Use of complementary and alternative medicine by patients with arthritis
Version of Record online: 12 MAR 2010
© 2010 Blackwell Publishing Ltd
Journal of Clinical Nursing
Volume 19, Issue 7-8, pages 1129–1138, April 2010
How to Cite
Ünsal, A. and Gözüm, S. (2010), Use of complementary and alternative medicine by patients with arthritis. Journal of Clinical Nursing, 19: 1129–1138. doi: 10.1111/j.1365-2702.2009.03111.x
- Issue online: 12 MAR 2010
- Version of Record online: 12 MAR 2010
- Accepted for publication: 19 July 2008
- complementary and alternative medicine;
Aims and objectives. The aims of this study were to determine the prevalence of complementary and alternative medicine use in patients with arthritis, the types of complementary and alternative medicine used, pertinent socio-demographic factors associated with complementary and alternative medicine use and its perceived efficacy.
Background. Arthritis is a major health issue, and the use of complementary and alternative medicine among patients with arthritis is common.
Design. This is a descriptive cross-sectional study.
Methods. Data were obtained from 250 patients with arthritis at the physiotherapy and immunology clinics Atatürk University Hospital in eastern Turkey between May–July 2005 using a questionnaire developed specifically for this study. The instrument included questions on socio-demographic information, disease specifics and complementary and alternative medicine usage.

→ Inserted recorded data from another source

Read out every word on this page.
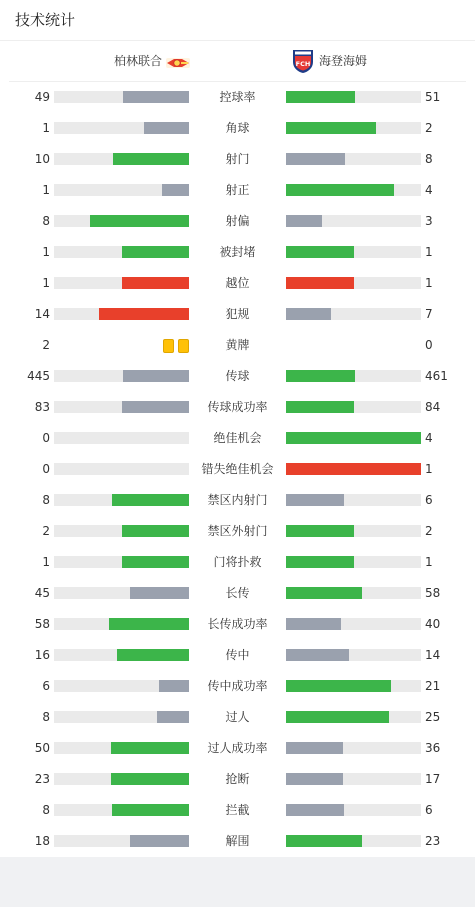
技术统计
柏林联合	FCH 海登海姆
49	控球率	51
1	角球	2
10	射门	8
1	射正	4
8	射偏	3
1	被封堵	1
1	越位	1
14	犯规	7
2	黄牌	0
445	传球	461
83	传球成功率	84
0	绝佳机会	4
0	错失绝佳机会	1
8	禁区内射门	6
2	禁区外射门	2
1	门将扑救	1
45	长传	58
58	长传成功率	40
16	传中	14
6	传中成功率	21
8	过人	25
50	过人成功率	36
23	抢断	17
8	拦截	6
18	解围	23
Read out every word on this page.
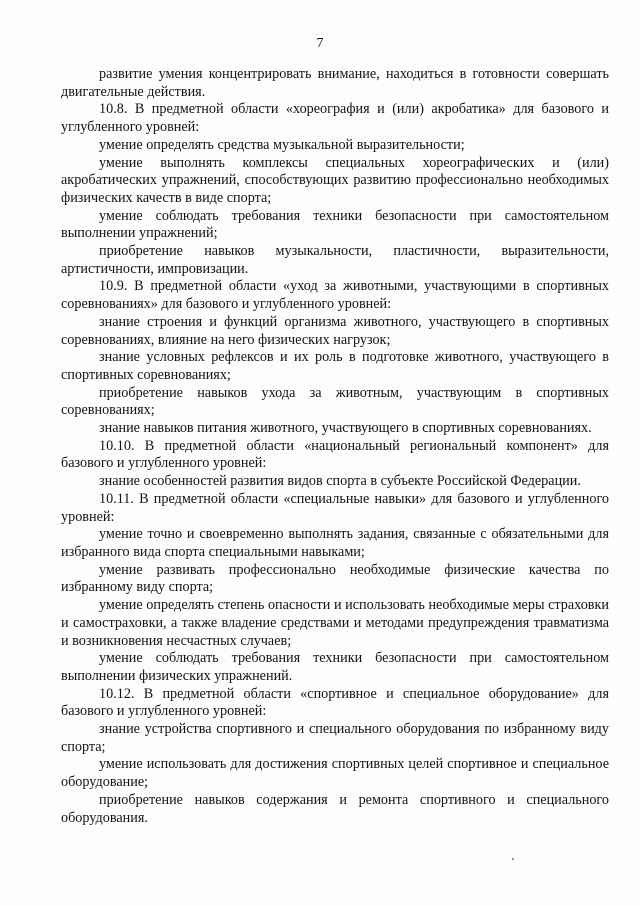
7

развитие умения концентрировать внимание, находиться в готовности совершать двигательные действия.

10.8. В предметной области «хореография и (или) акробатика» для базового и углубленного уровней:

умение определять средства музыкальной выразительности;

умение выполнять комплексы специальных хореографических и (или) акробатических упражнений, способствующих развитию профессионально необходимых физических качеств в виде спорта;

умение соблюдать требования техники безопасности при самостоятельном выполнении упражнений;

приобретение навыков музыкальности, пластичности, выразительности, артистичности, импровизации.

10.9. В предметной области «уход за животными, участвующими в спортивных соревнованиях» для базового и углубленного уровней:

знание строения и функций организма животного, участвующего в спортивных соревнованиях, влияние на него физических нагрузок;

знание условных рефлексов и их роль в подготовке животного, участвующего в спортивных соревнованиях;

приобретение навыков ухода за животным, участвующим в спортивных соревнованиях;

знание навыков питания животного, участвующего в спортивных соревнованиях.

10.10. В предметной области «национальный региональный компонент» для базового и углубленного уровней:

знание особенностей развития видов спорта в субъекте Российской Федерации.

10.11. В предметной области «специальные навыки» для базового и углубленного уровней:

умение точно и своевременно выполнять задания, связанные с обязательными для избранного вида спорта специальными навыками;

умение развивать профессионально необходимые физические качества по избранному виду спорта;

умение определять степень опасности и использовать необходимые меры страховки и самостраховки, а также владение средствами и методами предупреждения травматизма и возникновения несчастных случаев;

умение соблюдать требования техники безопасности при самостоятельном выполнении физических упражнений.

10.12. В предметной области «спортивное и специальное оборудование» для базового и углубленного уровней:

знание устройства спортивного и специального оборудования по избранному виду спорта;

умение использовать для достижения спортивных целей спортивное и специальное оборудование;

приобретение навыков содержания и ремонта спортивного и специального оборудования.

Results. Seventy-six per cent of participants reported use of at least one form of complementary and alternative medicine in the previous year. Complementary and alternative medicine users and non-users were not significantly different in most socio-demographic characteristics including age, gender, marital status and education level with the exception of economic status. We categorised treatment into six complementary and alternative medicine categories: 62·6% of patients used thermal therapies; 41·5% used oral herbal therapies; 40·5% used hot therapies; 32·6% used externally applied (skin) therapies; 28·4% used massage and 12·6% used cold therapies. All forms of complementary and alternative medicine except thermal and oral herbal therapies were perceived as very effective by more than half of study participants.
Conclusions. Complementary and alternative medicine therapy is widely used by patients with arthritis and has perceived beneficial effects.
Relevance to clinical practice. It is important for nurses and other health care professionals to be knowledgeable about the use of complementary and alternative medicine therapies when providing care to patients with arthritis because of possible interactions with other treatments, delays in seeking care and the potential for poor quality products. It is also essential for health professionals to discuss treatment options with patients and to monitor treatment efficacy.